A Prefeitura de São Paulo é, atualmente, dona de 38% do edifício, incluindo seu terraço que possui uma vista panorâmica para diversos pontos icônicos da região central da cidade. A ideia é transformar o local em um observatório nos mesmos moldes do Farol Santander e do Terraço Itália, concedendo uma área de 2 mil m² – cerca de três andares – para o setor privado. Com o nome de “Observatório Martinelli“, o projeto pretende potencializar o local como atração turística e revitalização da região central da cidade.

Foto: Divulgação

A empresa concessionária vencedora deverá providenciar a restauração do espaço, além de garantir maior acessibilidade e instalar equipamentos de segurança, como guarda-corpos mais altos. A intenção é que o terraço fique aberto diariamente e receba exposições, cafés, restaurantes e até mesmo lojas.

A previsão de investimento no projeto de restauração do edifício é de cerca de R$ 3 milhões. Para esta segunda etapa de revitalização, a previsão é que seja inaugurada até o segundo semestre de 2020.  

Conheça a história do Edifício Martinelli


Um dos principais cartões postais da região central de São Paulo, o Edifício Martinelli foi construído em 1929 pelo imigrante italiano Giuseppe Martinelli, que tinha a intenção de erguer o prédio mais alto da América do Sul. Na época em que foi construído, o Martinelli se destacava em meio a outras edificações da cidade que possuíam, no máximo, cinco andares.

Foto: Luiz Mauro/ Flickr

Despontando como um gigante no céu da capital, o Edifício Martinelli seguiu, de fato, até a década de 40 como o mais alto do Brasil. A princípio, o projeto apresentava 12 andares, mas Giuseppe passou a elevar cada vez mais a altura do prédio, chegando, por fim, a 30 andares e impressionantes 105 metros de altura.

No topo do prédio – e como uma prova de que o edifício não iria cair, como muitos acreditavam – o italiano construiu sua própria residência, inspirada em uma clássica vila italiana. Em seu espaço particular perto do céu, Giuseppe criou uma verdadeira mansão de quatro andares, quinze cômodos, quartos de hóspedes, salão de festas e muito mais.

Foto: Milton Jung/ Flickr

Com uma arquitetura que vai do barroco ao gótico, o edifício chamava a atenção pelo tom rosado de sua estrutura, tanto é que foi pelidado de “bolo de noiva” por ninguém menos que o escritor Oswald de Andrade. Em seus tempos áureos, o Edifício Martinelli era frequentado pela alta sociedade da época e chegou a abrigar um sofisticado hotel e o mais luxuoso cinema da cidade até então, o Cine Rosário.

No entanto, na década de 60, teve início uma era de decadência. O edifício foi vendido e passou para a mão de mais de 100 proprietários que não conseguiram administrar o prédio. O Edifício Martinelli se tornou, então, um grande cortiço verticalizado.

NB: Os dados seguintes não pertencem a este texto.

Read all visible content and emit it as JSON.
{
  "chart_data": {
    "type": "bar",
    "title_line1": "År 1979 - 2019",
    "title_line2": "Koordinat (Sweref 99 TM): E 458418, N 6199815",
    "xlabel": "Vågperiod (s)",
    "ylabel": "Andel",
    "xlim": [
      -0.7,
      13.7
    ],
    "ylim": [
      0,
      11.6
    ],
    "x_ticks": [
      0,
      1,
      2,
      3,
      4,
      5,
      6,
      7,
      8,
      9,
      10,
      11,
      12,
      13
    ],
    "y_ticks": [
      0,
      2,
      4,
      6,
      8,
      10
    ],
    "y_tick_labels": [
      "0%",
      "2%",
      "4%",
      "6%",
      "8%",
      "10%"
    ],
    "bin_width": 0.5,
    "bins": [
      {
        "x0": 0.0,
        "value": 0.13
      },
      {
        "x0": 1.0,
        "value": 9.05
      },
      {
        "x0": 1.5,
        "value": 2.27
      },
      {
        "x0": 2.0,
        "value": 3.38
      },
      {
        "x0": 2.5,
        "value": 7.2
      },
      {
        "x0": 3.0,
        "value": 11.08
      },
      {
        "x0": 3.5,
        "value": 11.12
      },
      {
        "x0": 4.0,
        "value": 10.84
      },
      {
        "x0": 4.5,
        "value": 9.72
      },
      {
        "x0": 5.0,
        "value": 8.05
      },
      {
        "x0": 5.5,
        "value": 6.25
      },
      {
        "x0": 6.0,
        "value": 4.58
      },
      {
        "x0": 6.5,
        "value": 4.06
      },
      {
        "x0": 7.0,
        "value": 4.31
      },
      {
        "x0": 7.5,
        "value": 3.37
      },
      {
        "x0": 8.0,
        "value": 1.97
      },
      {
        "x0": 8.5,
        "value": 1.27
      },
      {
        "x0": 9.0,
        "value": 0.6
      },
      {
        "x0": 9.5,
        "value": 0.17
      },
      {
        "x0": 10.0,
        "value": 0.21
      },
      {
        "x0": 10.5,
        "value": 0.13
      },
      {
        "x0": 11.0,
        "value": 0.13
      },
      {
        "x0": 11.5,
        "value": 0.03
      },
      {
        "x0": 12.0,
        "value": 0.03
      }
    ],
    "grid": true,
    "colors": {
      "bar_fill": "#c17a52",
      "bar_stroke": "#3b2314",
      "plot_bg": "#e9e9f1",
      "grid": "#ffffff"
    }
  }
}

Além de abrigar prostíbulos e clínicas clandestinas, o lixo deixou de ser recolhido e passou a ser descartado nos poços de ventilação do prédio, formando grandes montanhas de resíduos que chegavam a atingir metros de altura. Com isso, veio também a criminalidade, e diversos assassinatos começaram a ocorrer – muita gente, até hoje, afirma com convicção que o prédio é mal assombrado.

Foto: Arquivo

Em 1975, o edifício foi desapropriado e passou por um processo de restauração. Em 1979, já revitalizado, o local virou sede de diversas repartições municipais, como a Emurb e Cohab. Em 2010, o Edifício Martinelli começou a oferecer visitas monitoradas gratuitas para quem tivesse interesse em conhecer sua história, interrompidas no final de 2017 por conta de alguns acidentes. Agora, se inicia uma nova era do gigante que desponta nos céus do centro da capital paulista.